遠隔監視、障害対応、定期点検、損害保険、組み合わせ自由!
きめ細かいLooopのO&M
再エネベンチャーのループ(中村創一郎社長)がO&M(保守・管理)の提案を強めている。遠隔監視と保守管理、損害保険のパッケージ商品に加え、今夏からメニューを細分化した。顧客層を広げ、現在30MWの契約量を年度内に60MW規模へ増やす狙いだ。
「稼働後3年を経過した発電所になると、定期点検時に何らかの不具合が見つかるものです。事業者さんの間で保守に対する意識が高まってきていたので、顧客サービスの一環としてO&Mを始めたのです」。
同社O&M事業部の末永展行部長は経緯を述べた。
ループがO&Mサービスを本格化したのは2014年9月。50kW未満の太陽光システム、『MY発電所キット』の設置を中心に同社がEPC(設計・調達・建設)を手がけた太陽光発電所が1000ヵ所を超え、自然災害などによる事故やトラブルが増え始めていた頃だ。
「大雨、大雪、強風といった異常気象の影響で、発電所の倒壊事故が増えています。当社のお客様でも今年は土砂崩れの被害が3件あったほか、メガソーラーの水没事故も起こりました。落雷の被害は7〜9月に集中して発生しています」。
自然災害による事故は、メーカー保証の対象外だが、ループが三井住友海上と商品化した損害保険に加入していれば安心だ。自然災害のみならず、売電利益の逸失リスクや第三者による損害賠償責任リスクまで軽減できる補償サービスも用意されている。
しかし、20年にわたって売電損失を最小限に抑えるためには、定期点検や損害保険だけでは不充分だろう。PCS(パワーコンディショナ)や太陽光パネルの不具合は突発的に起こり、知らずに発電量が低下していることも少なくない。
それだけに、ループは当初から、独自の遠隔監視システム、『みえるーぷ』を用いたアラート監視や発電量のモニタリングサービスを用意した。また、約4000名のカスタマーエンジニアを抱える大手IT系ベンダーと提携し、万が一の際に担当者が現場に駆けつけ障害対応する体制も築いた。
ただ、オーナーによって、ニーズは異なるようだ。末永部長はこう状況を語る。「約1年にわたって、遠隔監視と保守管理、損害保険のパッケージ商品を提供してきましたが、そこまで充実したものは要らないという声もありました」。

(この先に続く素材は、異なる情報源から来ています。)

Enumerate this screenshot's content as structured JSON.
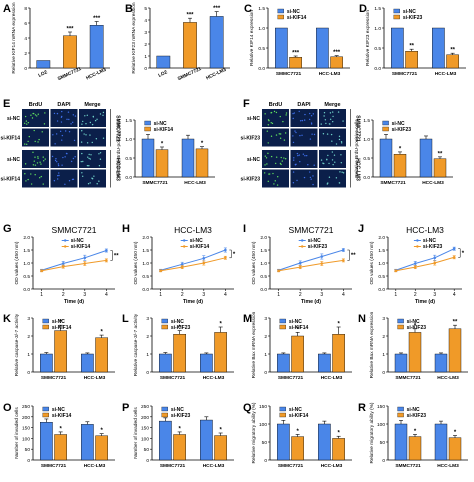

そこで同社は、低圧発電所までO&Mサービスの対象を広げるため、今夏からメニューを細分化し、メニューに応じて顧客が価格を設定できるようにした。
「多くの業者がO&M市場に参入しています。今後コスト競争力を発揮していくためにも、『みえるーぷ』の無償提供を検討しています。16年4月以降には実現したいですね」(末永部長)。